Thank you for any suggestions!
This is a pretty unusual task and your approach is kind of crazy. You are trying to combine a string (which has no positions in some metric-space) with some image (which is based on absolute positions; at least for pixel-based formats -> png, jpeg and co.).
No matter what you do, you need some text-rendering engine!
I tried to use pillow, but results are ugly. Probably because it's quite limited and a post-processing anti-aliasing is not saving anything. But maybe i did something wrong.
from PIL import Image, ImageDraw, ImageFont
image = Image.new('RGB', (800, 400))
draw = ImageDraw.Draw(image)
font = ImageFont.truetype("arial.ttf", 16)
draw.text((0, 0), str(model.summary()), font=font)
image = image.convert('1') # bw
image = image.resize((600, 300), Image.ANTIALIAS)
image.save('output.png')
When you use statsmodels, i assume you already got matplotlib. This one can be used too. Here is some approach, which is quite okay, although not perfect (some line-shifts; i don't know why; edit: OP managed to repair these by using a monospace-font):
import matplotlib.pyplot as plt
fig, ax = plt.subplots(figsize=(16, 8))
summary = []
model.summary(print_fn=lambda x: summary.append(x))
summary = '\n'.join(summary)
ax.text(0.01, 0.05, summary, fontfamily='monospace', fontsize=12)
ax.axis('off')
plt.tight_layout()
plt.savefig('output.png', dpi=300, bbox_inches='tight')
Output:
Edit: OP managed to improve the matplotlib-approach by using a monospace-font! I incorporated that here and it's reflected in the output image.
Take this as a demo and research python's text-rendering options. Maybe the matplotlib-approach can be improved, but maybe you need to use something like pycairo. Some SO-discussion.
Remark: On my system your code does give those warnings!
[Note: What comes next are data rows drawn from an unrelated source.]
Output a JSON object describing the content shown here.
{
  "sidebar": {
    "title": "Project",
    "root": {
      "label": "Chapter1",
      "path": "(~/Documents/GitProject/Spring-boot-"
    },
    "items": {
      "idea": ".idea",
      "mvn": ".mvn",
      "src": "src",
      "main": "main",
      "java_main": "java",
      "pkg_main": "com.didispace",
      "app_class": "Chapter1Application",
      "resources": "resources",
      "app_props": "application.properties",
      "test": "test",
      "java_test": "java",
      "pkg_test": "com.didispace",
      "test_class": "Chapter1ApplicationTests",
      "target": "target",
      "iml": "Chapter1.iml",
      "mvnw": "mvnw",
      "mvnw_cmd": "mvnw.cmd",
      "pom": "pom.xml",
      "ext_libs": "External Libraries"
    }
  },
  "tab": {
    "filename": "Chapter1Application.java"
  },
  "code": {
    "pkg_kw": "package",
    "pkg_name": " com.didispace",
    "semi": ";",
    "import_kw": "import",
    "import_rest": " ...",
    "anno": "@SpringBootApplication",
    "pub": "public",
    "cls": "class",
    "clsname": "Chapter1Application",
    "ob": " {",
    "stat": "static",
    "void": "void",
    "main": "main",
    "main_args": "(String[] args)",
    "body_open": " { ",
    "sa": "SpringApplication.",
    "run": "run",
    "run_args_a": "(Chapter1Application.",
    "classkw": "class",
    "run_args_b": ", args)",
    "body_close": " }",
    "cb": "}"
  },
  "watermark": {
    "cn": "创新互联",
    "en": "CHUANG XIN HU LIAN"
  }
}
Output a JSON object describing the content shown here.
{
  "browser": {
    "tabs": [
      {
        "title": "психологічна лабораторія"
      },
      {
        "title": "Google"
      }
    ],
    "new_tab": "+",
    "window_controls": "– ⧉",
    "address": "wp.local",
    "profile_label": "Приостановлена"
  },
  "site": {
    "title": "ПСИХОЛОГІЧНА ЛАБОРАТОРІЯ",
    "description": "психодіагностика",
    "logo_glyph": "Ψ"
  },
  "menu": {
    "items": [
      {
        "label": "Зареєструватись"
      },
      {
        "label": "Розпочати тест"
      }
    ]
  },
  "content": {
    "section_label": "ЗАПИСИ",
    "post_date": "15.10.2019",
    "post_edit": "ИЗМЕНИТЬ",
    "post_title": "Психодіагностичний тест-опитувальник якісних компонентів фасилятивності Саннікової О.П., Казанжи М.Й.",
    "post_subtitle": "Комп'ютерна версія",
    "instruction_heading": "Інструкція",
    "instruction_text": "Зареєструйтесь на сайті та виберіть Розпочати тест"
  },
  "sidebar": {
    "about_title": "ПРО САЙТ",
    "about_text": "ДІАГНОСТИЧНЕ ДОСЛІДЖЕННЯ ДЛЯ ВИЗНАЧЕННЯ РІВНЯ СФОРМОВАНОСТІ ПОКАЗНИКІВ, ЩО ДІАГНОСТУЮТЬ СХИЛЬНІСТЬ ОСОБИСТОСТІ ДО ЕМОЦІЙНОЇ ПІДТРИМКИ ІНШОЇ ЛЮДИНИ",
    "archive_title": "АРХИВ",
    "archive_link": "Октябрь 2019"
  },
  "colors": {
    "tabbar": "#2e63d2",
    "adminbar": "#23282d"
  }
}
Edit: It seems you can ask statsmodels for a latex-representation. So i recommend using this, probably writing this to a file and use subprocess to call pdflatex or something similar (here some similar approach). matplotlib can use latex too (but i won't test it as i'm currently on windows) but in this case we again need to tune text to window ratios somehow (compared to a full latex document given some A5-format for example).